Immediately after my ordination, a seminary classmate posed a light-hearted but interesting question to me. He asked: “Was there an ontological change after ordination?” Theologically-speaking, I don’t think so…or at least I didn’t feel any different after being ordained. Roman Catholic theology speak of an ontological change effective at the sacrament of ordination but Lutherans and Anglicans do not see ordination as a sacrament or see the pastor any different before one was ordained. Calvin and Luther saw that the only thing different is that one is called to a task that is set apart from that of the lay person.
Peter says: “But you are a chosen people, a royal priesthood, a holy nation, God’s special possession…” (1 Peter 2:9, TNIV). This verse refers to God’s holy people.
Hebrews also refers to Jesus as the great high priest, but to also to an earthly high priest in Hebrews 4:14 – 5:10. “Every high priest is selected from among the people and is appointed to represent them in matters related to God, to offer gifts and sacrifices for sins” (Heb. 5:1, TNIV).
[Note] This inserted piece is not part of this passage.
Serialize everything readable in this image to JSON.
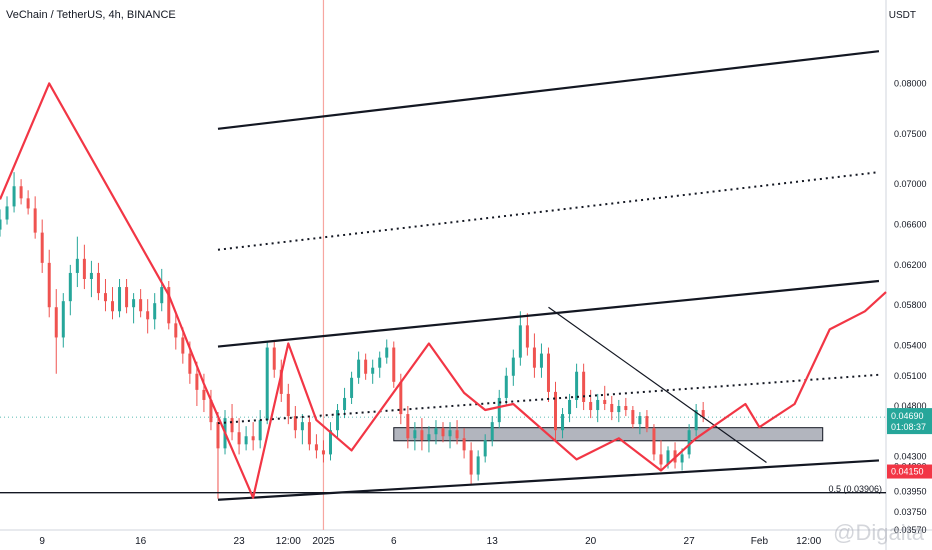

So who can be a priest? Do we only have one priest in Jesus, or can we have many priest, as in the priesthood of all believers? Can ordination make one a priest before God?
(Note: The larger photo is of the bishop of my synod, and of my parents, wife and daughter. The small group photo of the pastors and classmates has been reduced in order to keep their anonymity. It’s a tradition to pose for a large clergy group photo after ordination.)